Presently, we are in talks with Ingrid Agbo (Nebularts), the owner of the IP, and studios from Burkina Faso and Madagascar, to coproduce a full 52×7’ season of L’arbre à Palimpseste, which was selected at Annecy. With this, we’ve broken the norm by working on coproduction based on our business formula and are able to fund the studio and get the necessary equipment. We keep producing and having a big network like Gulli pick up one of our projects has given us credibility, not only for Basement Animation but the animation industry in Nigeria.
How do you go about distribution?
For coproduced content, they’ve got Gulli ready to showcase it, and also putting in funds for the project. They also raise funds from different countries, some of these have policies put in place and the government tends to fund the project because a studio within their country is producing.

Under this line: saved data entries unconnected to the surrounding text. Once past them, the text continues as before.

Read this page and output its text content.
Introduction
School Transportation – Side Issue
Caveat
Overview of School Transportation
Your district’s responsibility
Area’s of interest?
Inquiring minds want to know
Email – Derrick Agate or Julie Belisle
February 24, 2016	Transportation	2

For our own content, we are in discussion with producers in France. We also pitched some of our ideas at Annecy in June and are working out the details. However, many companies are reluctant to sponsor a new studio and also one in another continent but our projects have given us credibility and we’re being taken seriously.
Do you have any plans to produce, coproduce and distribute shows in Nigeria?
Yes, we do. But it’s all about funding. Even when studios want to collaborate, getting the money is the question on everyone’s mind. Networks are also hesitant to fund animated projects; they usually tell us to produce it first and then they’ll buy it. Then studios get stuck because there is no one ready to invest.
With our own IPs, we’re thinking of other angles such as creating shortform shows rather than 11-minute episodes, distributing them online, gathering audiences and leveraging brand placement. From there we finally get our show in the market.
At the Annecy market, we had a number of companies offer to have our content on their platforms based on certain conditions, such as showcasing our content and generating income if we reach a certain number of views. They are not ready to invest but it is easier compared to doing 11-minute videos with no returns.